Los increíbles beneficios de la lectura

Deletrear, y descifrar mucho, es imperativo. Hay que aumentar el nivel de recital per cápita aún más. “La educación protege el cerebro”, explicó el neurocientífico Facundo Manes. “Tenemos que protegerlo con alimentos, con vivienda pero asimismo con estímulos, con un contexto positivo de formación”. ¿Y qué mejor útil para el formación que los libros?

La recital es un deporte para la mente, así como una velocípedo lo es para el cuerpo. Es un “superalimento” para el cerebro. Para descifrar, se necesitan aplicar, aunque uno no se de cuenta, varios procesos mentales: el razonamiento, la memoria y la percepción juegan un rol fundamental. Según comprobó la ciencia hace abriles, al descifrar se activa el hemisferio izquierdo del cerebro, el sector que se encarga del razonamiento inductivo y de las capacidades analíticas del individuo.

Igualmente, al decodificar las cultura, las palabras, las frases y las oraciones que conforman un todo, se activan zonas de la corteza del cerebro, que reconocen el valía semántico, el significado, de las palabras. De esto se encargan las cortezas occipital y temporal. La exterior motora se enciende al traer a la memoria sonidos, mientras que los expresiones activan el hipocampo y el prominencia temporal medial. La sujeción es infinita. Con la recital se lee una frase, se la interpreta, y ésta evoca expresiones, aromas, colores y sonidos, memorias de nuestra mente.

Los científicos están cada vez más interesados en estudiar la relación entre la recital y el cerebro, y cómo la ficción puede asistir a mejorar la lozanía mental de una persona. Hace unos abriles, investigadores de la New School for Social Research descubrieron una conexión entre la teoría de la mente -la sagacidad de una persona de asimilar lo que está pensando otro-, y la recital de un pasaje de ficción literaria.

En septiembre, otro asociación de científicos replicó el estudio y obtuvo resultados diferentes: la conexión, a diferencia del estudio preparatorio, fue entre la Teoría de la Mente y una relación de toda la vida con la recital. Básicamente, descifrar unas hojas de un ejemplar no convierte a la persona en más empática, pero sí ser un profesor ferviente.

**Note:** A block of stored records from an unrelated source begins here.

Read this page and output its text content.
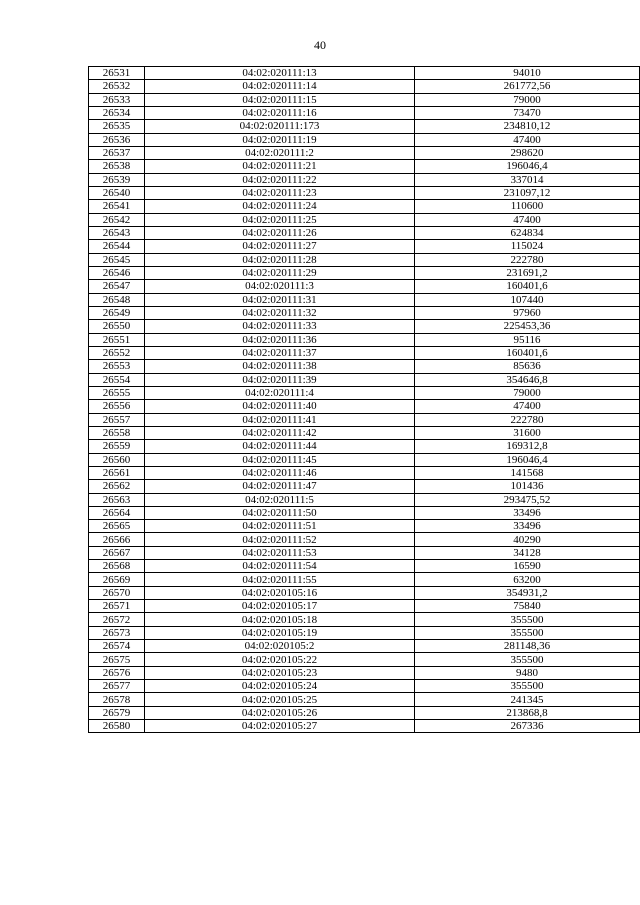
40
26531	04:02:020111:13	94010
26532	04:02:020111:14	261772,56
26533	04:02:020111:15	79000
26534	04:02:020111:16	73470
26535	04:02:020111:173	234810,12
26536	04:02:020111:19	47400
26537	04:02:020111:2	298620
26538	04:02:020111:21	196046,4
26539	04:02:020111:22	337014
26540	04:02:020111:23	231097,12
26541	04:02:020111:24	110600
26542	04:02:020111:25	47400
26543	04:02:020111:26	624834
26544	04:02:020111:27	115024
26545	04:02:020111:28	222780
26546	04:02:020111:29	231691,2
26547	04:02:020111:3	160401,6
26548	04:02:020111:31	107440
26549	04:02:020111:32	97960
26550	04:02:020111:33	225453,36
26551	04:02:020111:36	95116
26552	04:02:020111:37	160401,6
26553	04:02:020111:38	85636
26554	04:02:020111:39	354646,8
26555	04:02:020111:4	79000
26556	04:02:020111:40	47400
26557	04:02:020111:41	222780
26558	04:02:020111:42	31600
26559	04:02:020111:44	169312,8
26560	04:02:020111:45	196046,4
26561	04:02:020111:46	141568
26562	04:02:020111:47	101436
26563	04:02:020111:5	293475,52
26564	04:02:020111:50	33496
26565	04:02:020111:51	33496
26566	04:02:020111:52	40290
26567	04:02:020111:53	34128
26568	04:02:020111:54	16590
26569	04:02:020111:55	63200
26570	04:02:020105:16	354931,2
26571	04:02:020105:17	75840
26572	04:02:020105:18	355500
26573	04:02:020105:19	355500
26574	04:02:020105:2	281148,36
26575	04:02:020105:22	355500
26576	04:02:020105:23	9480
26577	04:02:020105:24	355500
26578	04:02:020105:25	241345
26579	04:02:020105:26	213868,8
26580	04:02:020105:27	267336
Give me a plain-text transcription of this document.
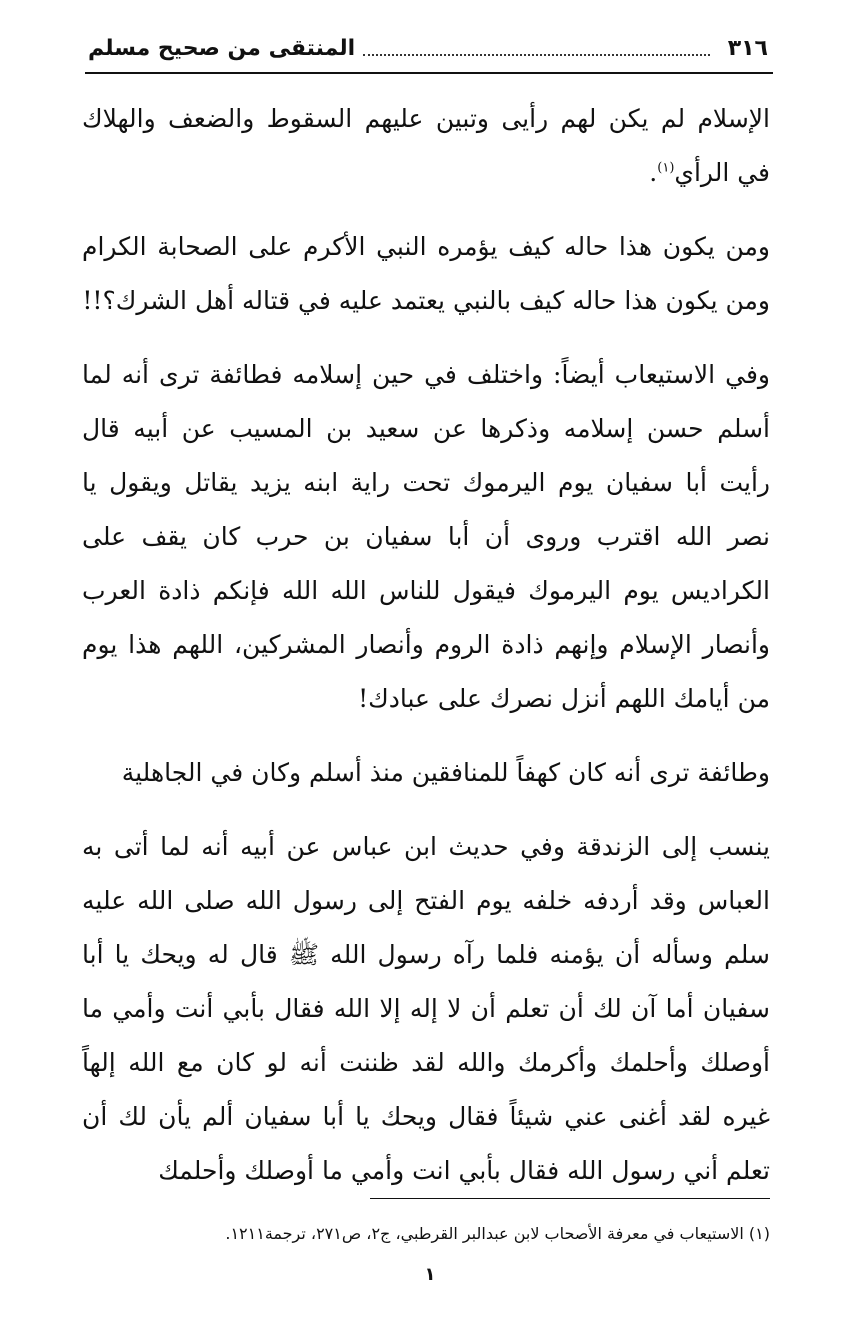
٣١٦
المنتقى من صحيح مسلم

الإسلام لم يكن لهم رأيى وتبين عليهم السقوط والضعف والهلاك في الرأي$^{(١)}$.

ومن يكون هذا حاله كيف يؤمره النبي الأكرم على الصحابة الكرام ومن يكون هذا حاله كيف بالنبي يعتمد عليه في قتاله أهل الشرك؟!!

وفي الاستيعاب أيضاً: واختلف في حين إسلامه فطائفة ترى أنه لما أسلم حسن إسلامه وذكرها عن سعيد بن المسيب عن أبيه قال رأيت أبا سفيان يوم اليرموك تحت راية ابنه يزيد يقاتل ويقول يا نصر الله اقترب وروى أن أبا سفيان بن حرب كان يقف على الكراديس يوم اليرموك فيقول للناس الله الله فإنكم ذادة العرب وأنصار الإسلام وإنهم ذادة الروم وأنصار المشركين، اللهم هذا يوم من أيامك اللهم أنزل نصرك على عبادك!

وطائفة ترى أنه كان كهفاً للمنافقين منذ أسلم وكان في الجاهلية

ينسب إلى الزندقة وفي حديث ابن عباس عن أبيه أنه لما أتى به العباس وقد أردفه خلفه يوم الفتح إلى رسول الله صلى الله عليه سلم وسأله أن يؤمنه فلما رآه رسول الله ﷺ قال له ويحك يا أبا سفيان أما آن لك أن تعلم أن لا إله إلا الله فقال بأبي أنت وأمي ما أوصلك وأحلمك وأكرمك والله لقد ظننت أنه لو كان مع الله إلهاً غيره لقد أغنى عني شيئاً فقال ويحك يا أبا سفيان ألم يأن لك أن تعلم أني رسول الله فقال بأبي انت وأمي ما أوصلك وأحلمك

(١) الاستيعاب في معرفة الأصحاب لابن عبدالبر القرطبي، ج٢، ص٢٧١، ترجمة١٢١١.
١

María Eugenia Panero de la Boston College explicó a Time que “es difícil asimilar si descifrar ficción literaria aumenta la Teoría de la Mente, o si las personas que lógicamente poseen un detención nivel de esta sagacidad se sienten atraídas por este tipo de recital”. Igualmente es posible que un maduro división de empatía y un gran interés en la letras se alimenten uno del otro.

El novelista y psicólogo Keith Oatley, de la Universidad de Toronto publicó recientemente en la revista científica CellPress un estudio titulado “Ficción: Simulación de mundos sociales”. En éste destaca que la letras de ficción, al explorar las mentes y personalidades ajenas, aumenta la empatía de una persona.

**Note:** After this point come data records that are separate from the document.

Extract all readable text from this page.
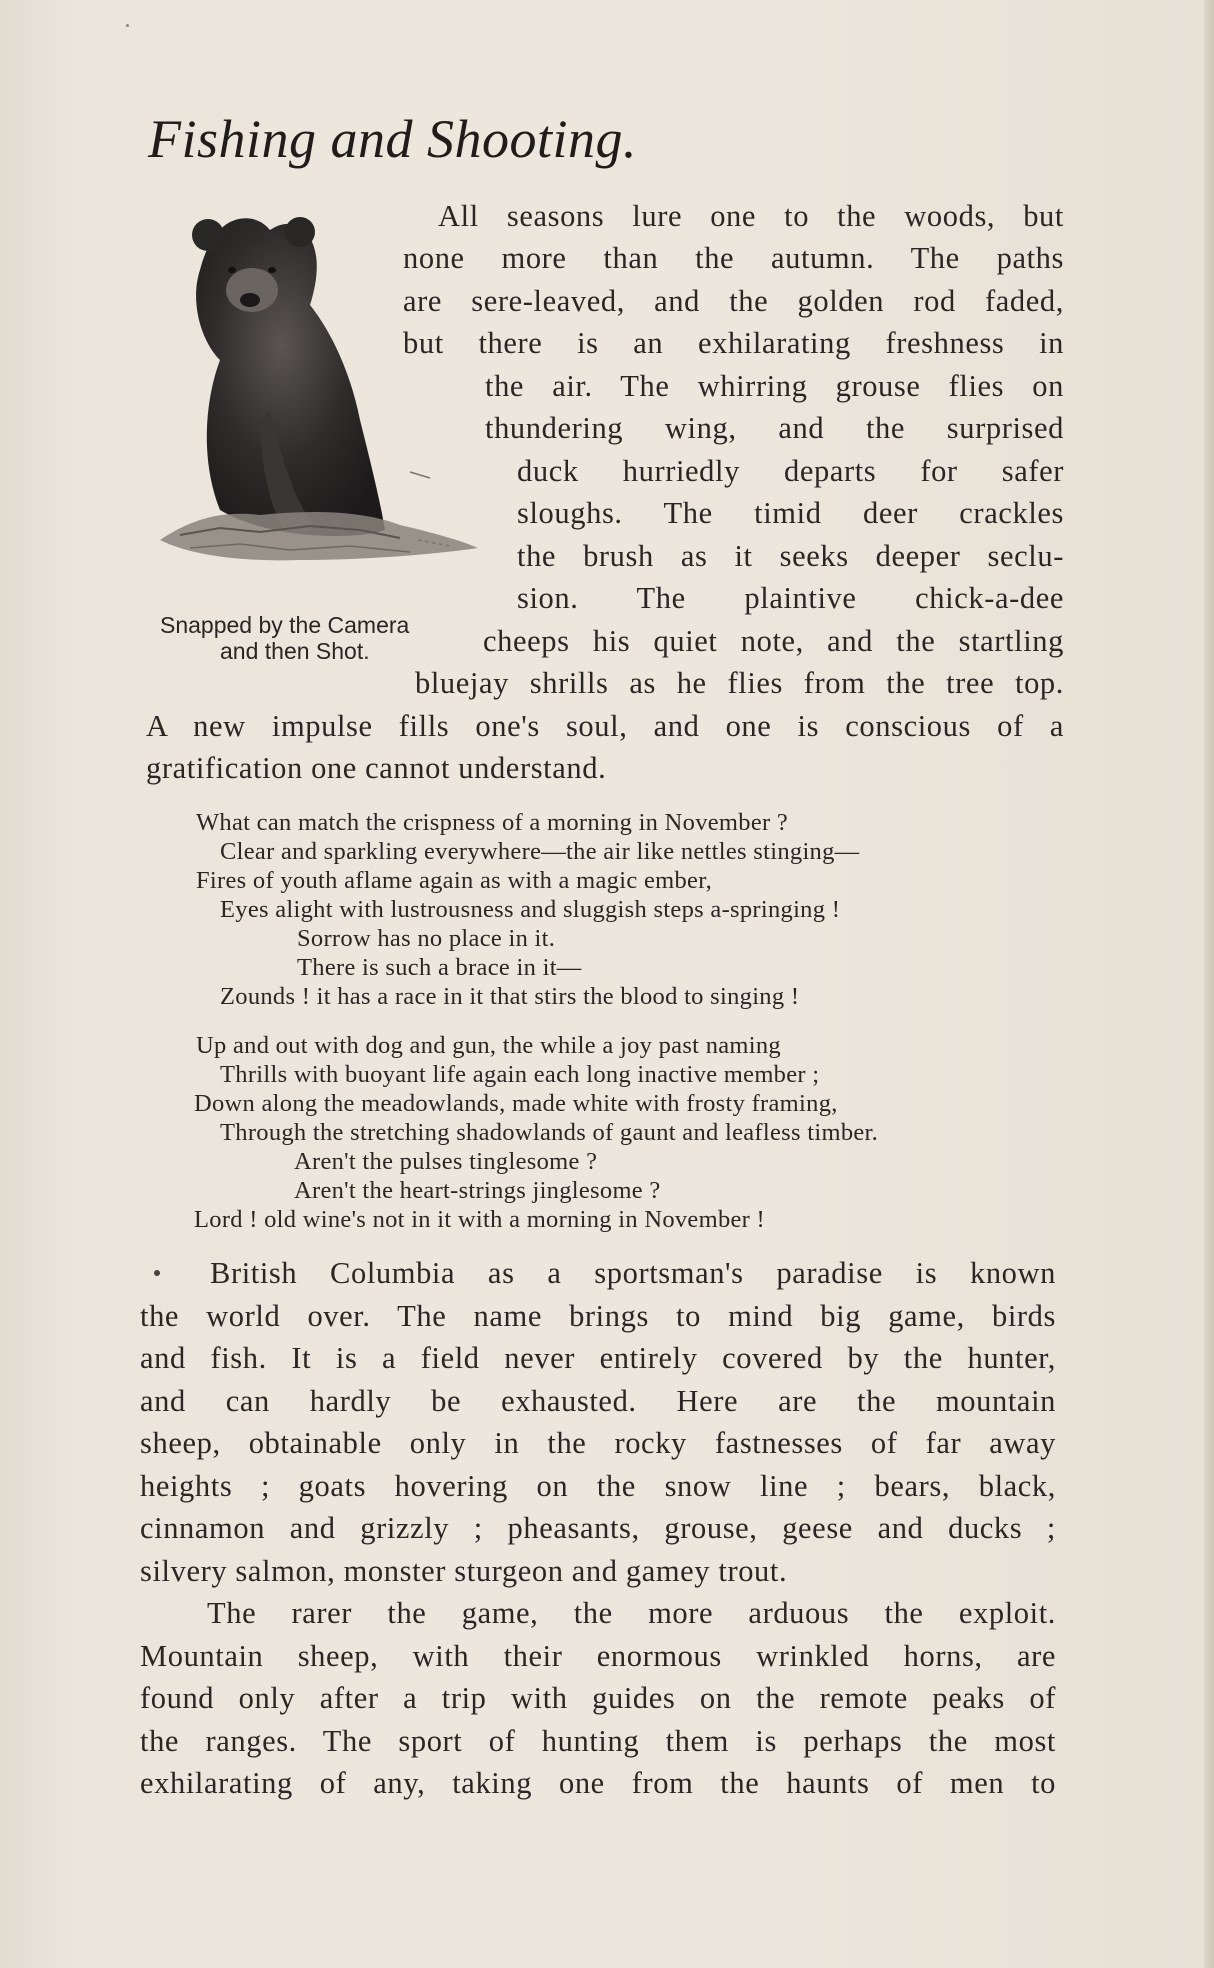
Fishing and Shooting.
Snapped by the Camera
and then Shot.
All seasons lure one to the woods, but
none more than the autumn. The paths
are sere-leaved, and the golden rod faded,
but there is an exhilarating freshness in
the air. The whirring grouse flies on
thundering wing, and the surprised
duck hurriedly departs for safer
sloughs. The timid deer crackles
the brush as it seeks deeper seclu-
sion. The plaintive chick-a-dee
cheeps his quiet note, and the startling
bluejay shrills as he flies from the tree top.
A new impulse fills one's soul, and one is conscious of a
gratification one cannot understand.
What can match the crispness of a morning in November ?
Clear and sparkling everywhere—the air like nettles stinging—
Fires of youth aflame again as with a magic ember,
Eyes alight with lustrousness and sluggish steps a-springing !
Sorrow has no place in it.
There is such a brace in it—
Zounds ! it has a race in it that stirs the blood to singing !
Up and out with dog and gun, the while a joy past naming
Thrills with buoyant life again each long inactive member ;
Down along the meadowlands, made white with frosty framing,
Through the stretching shadowlands of gaunt and leafless timber.
Aren't the pulses tinglesome ?
Aren't the heart-strings jinglesome ?
Lord ! old wine's not in it with a morning in November !
British Columbia as a sportsman's paradise is known
the world over. The name brings to mind big game, birds
and fish. It is a field never entirely covered by the hunter,
and can hardly be exhausted. Here are the mountain
sheep, obtainable only in the rocky fastnesses of far away
heights ; goats hovering on the snow line ; bears, black,
cinnamon and grizzly ; pheasants, grouse, geese and ducks ;
silvery salmon, monster sturgeon and gamey trout.
The rarer the game, the more arduous the exploit.
Mountain sheep, with their enormous wrinkled horns, are
found only after a trip with guides on the remote peaks of
the ranges. The sport of hunting them is perhaps the most
exhilarating of any, taking one from the haunts of men to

Otro estudio flamante de la Universidad de Münster, en Alemania, identificó otro aspecto que se desarrolla a partir de la recital: “Los grandes lectores -aquellos que leen más de 18 libros por año- alardean de sus libros en notorio o los muestran en estantes como una forma de comunicar una característica de sí mismos para formar su identidad y expresarse”.

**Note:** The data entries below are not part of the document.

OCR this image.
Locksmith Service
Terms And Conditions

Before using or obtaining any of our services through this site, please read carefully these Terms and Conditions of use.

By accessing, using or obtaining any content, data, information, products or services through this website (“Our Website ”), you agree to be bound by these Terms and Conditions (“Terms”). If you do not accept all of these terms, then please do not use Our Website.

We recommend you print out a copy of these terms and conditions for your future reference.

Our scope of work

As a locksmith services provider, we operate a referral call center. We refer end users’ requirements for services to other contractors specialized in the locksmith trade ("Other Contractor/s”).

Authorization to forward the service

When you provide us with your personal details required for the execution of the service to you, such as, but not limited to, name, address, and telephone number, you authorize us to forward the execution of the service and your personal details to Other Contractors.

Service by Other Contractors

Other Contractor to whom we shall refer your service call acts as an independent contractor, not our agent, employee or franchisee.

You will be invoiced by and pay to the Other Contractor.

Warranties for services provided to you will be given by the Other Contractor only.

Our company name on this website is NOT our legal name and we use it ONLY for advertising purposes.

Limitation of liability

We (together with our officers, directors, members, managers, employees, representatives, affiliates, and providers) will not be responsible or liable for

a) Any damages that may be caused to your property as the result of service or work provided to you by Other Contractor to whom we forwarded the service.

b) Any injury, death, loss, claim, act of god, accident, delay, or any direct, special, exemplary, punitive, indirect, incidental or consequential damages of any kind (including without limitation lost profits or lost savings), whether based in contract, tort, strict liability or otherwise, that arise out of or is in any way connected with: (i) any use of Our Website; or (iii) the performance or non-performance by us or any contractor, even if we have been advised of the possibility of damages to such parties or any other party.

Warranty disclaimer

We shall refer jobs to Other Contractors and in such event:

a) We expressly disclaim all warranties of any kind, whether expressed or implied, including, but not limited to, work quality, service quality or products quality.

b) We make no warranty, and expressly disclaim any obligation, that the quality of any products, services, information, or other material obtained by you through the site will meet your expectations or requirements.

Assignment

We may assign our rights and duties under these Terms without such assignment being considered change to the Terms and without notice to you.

En la School of Life de Londres, Inglaterra, un asociación de biblioterapeutas quieren ayudar a que las personas utilicen la ficción para cambiar sus vidas a un nivel más profundo. La biblioterapia implica la prescripción de novelas para “curar los males de la vida”, según aseguraron desde la institución.

En definitiva, la recital refuerza al cerebro: lo hace más potente, más activo. Igualmente ayuda a elevar el razonamiento y los procesos lógicos del individuo, fomenta sus relaciones sociales y cura los males emocionales. ¿Y qué mejor que terminar un duro día de trabajo y doblarse con un buen ejemplar?